Wild-type E.coli, a gram-negative bacterium, grown in LB produced no polyP. But when grown in MOPS, produced about 192 nanomoles polyP per milligram of total protein. An E.coli delta ppk mutant, which lacks polyP kinase, produced no polyP in either medium.

A delta ppx mutant, which lacks exopolyphosphatase, produced approximately the same amount of polyP as the wild-type. And the delta phoB mutant, which is defective in phosphate transport, produced significantly less polyP than the wild-type. Wild-type L.reuteri, a gram-positive bacterium grown overnight in MEIC medium accumulated about 51 nanomoles polyP per milligram of total protein.

An L.reuteri ppk1 null mutant lacking polyP kinase contained less than half this amount. This presence of polyP in the ppk1 null mutant is probably due to L.reuteri containing a second polyP kinase. Mycobacterium smegmatis strain SMR five, grown in Hartmans-de Bont medium in the absence of ethanol accumulated about 141 nanomoles polyP per milligram of total protein.

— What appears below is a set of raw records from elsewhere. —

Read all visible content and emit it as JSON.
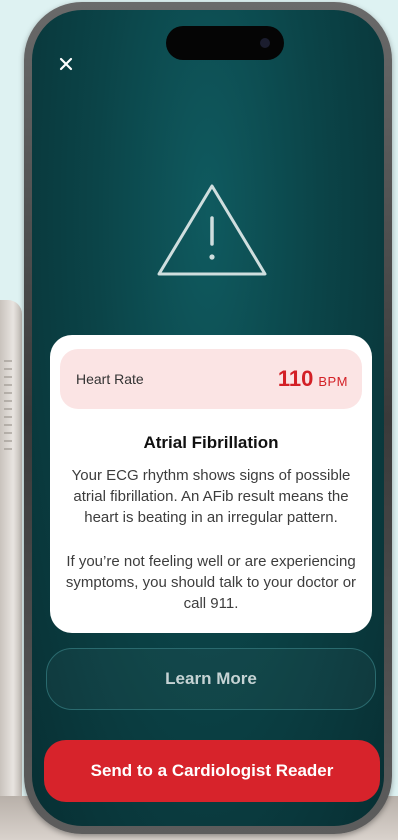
{
  "heart_rate": {
    "label": "Heart Rate",
    "value": "110",
    "unit": "BPM"
  },
  "result": {
    "title": "Atrial Fibrillation",
    "description": "Your ECG rhythm shows signs of possible atrial fibrillation. An AFib result means the heart is beating in an irregular pattern.",
    "advice": "If you’re not feeling well or are experiencing symptoms, you should talk to your doctor or call 911."
  },
  "actions": {
    "learn_more": "Learn More",
    "send": "Send to a Cardiologist Reader"
  },
  "icons": {
    "close": "close-icon",
    "warning": "warning-triangle-icon"
  },
  "colors": {
    "background": "#0b4448",
    "accent_red": "#d7232b",
    "heart_rate_red": "#d32026",
    "heart_rate_bg": "#fbe4e4"
  }
}
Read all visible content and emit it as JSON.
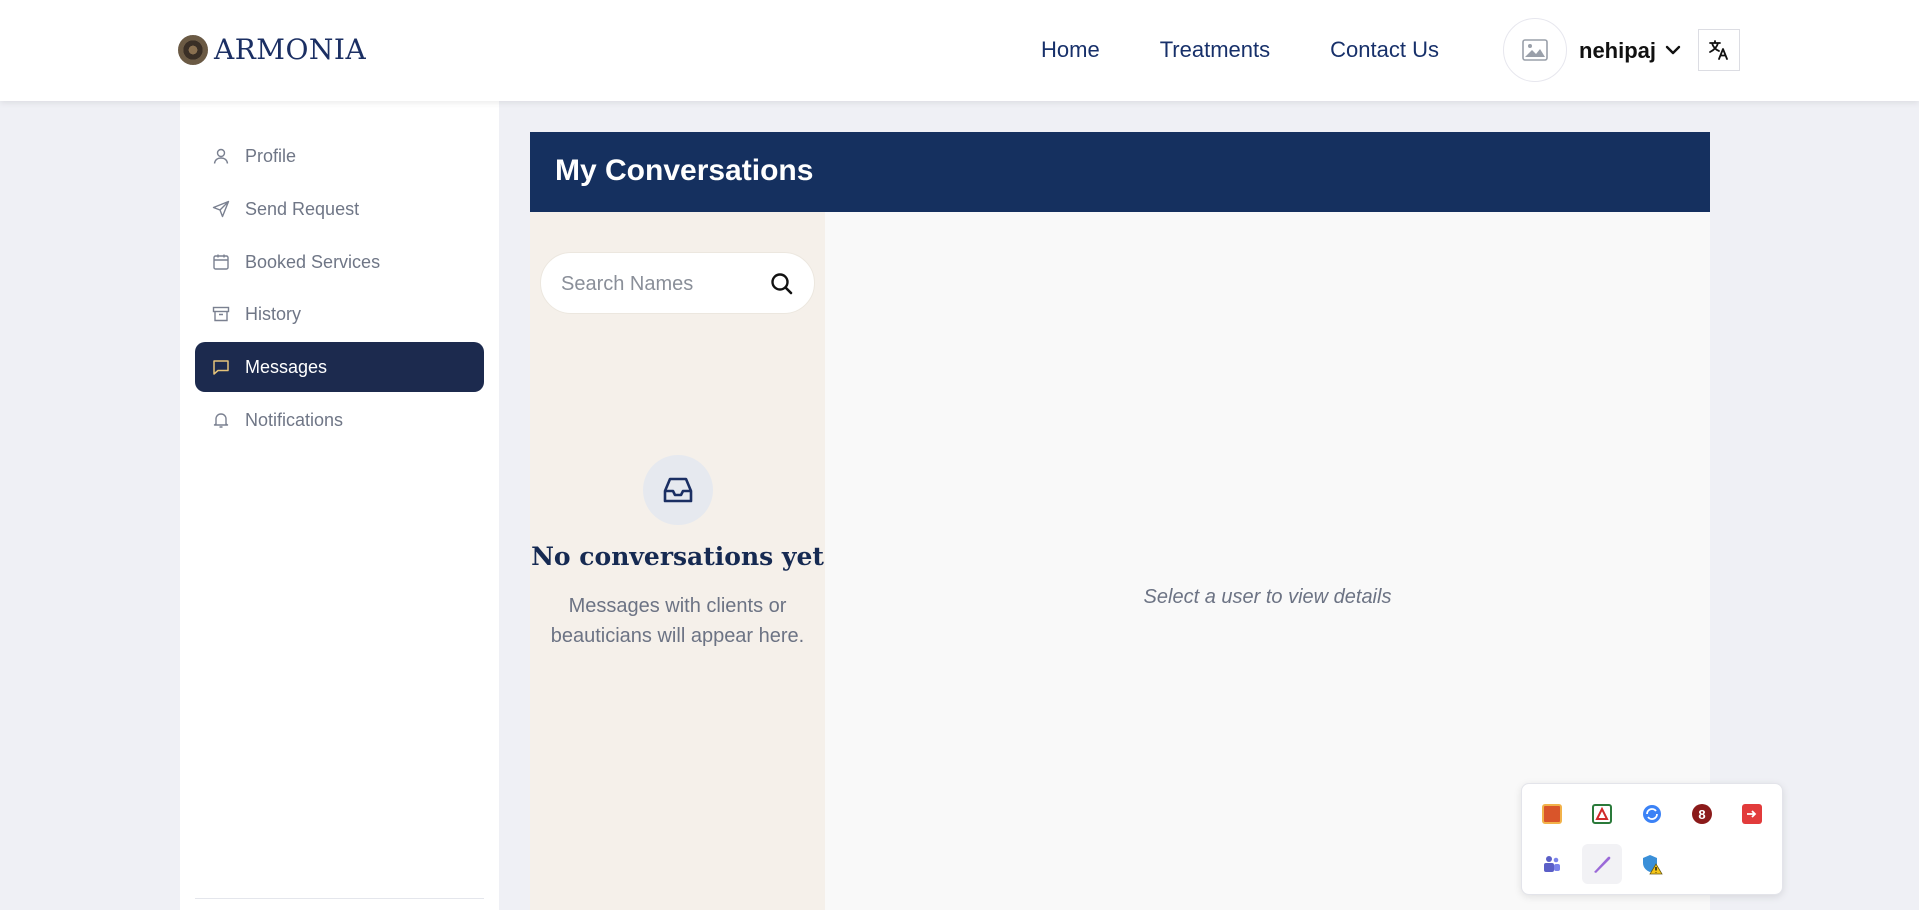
{
  "brand": {
    "name": "ARMONIA"
  },
  "nav": {
    "links": [
      {
        "label": "Home"
      },
      {
        "label": "Treatments"
      },
      {
        "label": "Contact Us"
      }
    ],
    "user": {
      "name": "nehipaj",
      "avatar_icon": "image-placeholder-icon"
    },
    "translate_icon": "translate-icon"
  },
  "sidebar": {
    "items": [
      {
        "label": "Profile",
        "icon": "user-icon",
        "active": false
      },
      {
        "label": "Send Request",
        "icon": "send-icon",
        "active": false
      },
      {
        "label": "Booked Services",
        "icon": "calendar-icon",
        "active": false
      },
      {
        "label": "History",
        "icon": "archive-icon",
        "active": false
      },
      {
        "label": "Messages",
        "icon": "message-icon",
        "active": true
      },
      {
        "label": "Notifications",
        "icon": "bell-icon",
        "active": false
      }
    ]
  },
  "conversations": {
    "title": "My Conversations",
    "search": {
      "placeholder": "Search Names",
      "value": ""
    },
    "empty": {
      "icon": "inbox-icon",
      "title": "No conversations yet",
      "description": "Messages with clients or beauticians will appear here."
    },
    "detail_placeholder": "Select a user to view details"
  },
  "tray": {
    "icons": [
      "app-tray-icon-1",
      "app-tray-icon-2",
      "sync-icon",
      "app-tray-icon-4",
      "app-tray-icon-5",
      "teams-icon",
      "pen-icon",
      "security-warning-icon"
    ]
  },
  "colors": {
    "primary_navy": "#15305f",
    "active_sidebar": "#1c2a4e",
    "list_bg": "#f5f0ea",
    "page_bg": "#eff0f5"
  }
}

While ethanol treatment resulted in a threefold increase. Following this procedure, acrylamide gel electrophoresis can be performed to assess differences in polyP chain length. While attempting this procedure, avoid common mistakes.

Remember to avoid getting bubbles in microtiter plate wells, and be careful to transfer your samples to the appropriate tube when switching from the column to the microfuge tube. Don't forget that working with GITC and strong acids can be hazardous, and proper protective equipment should always be worn while performing this procedure.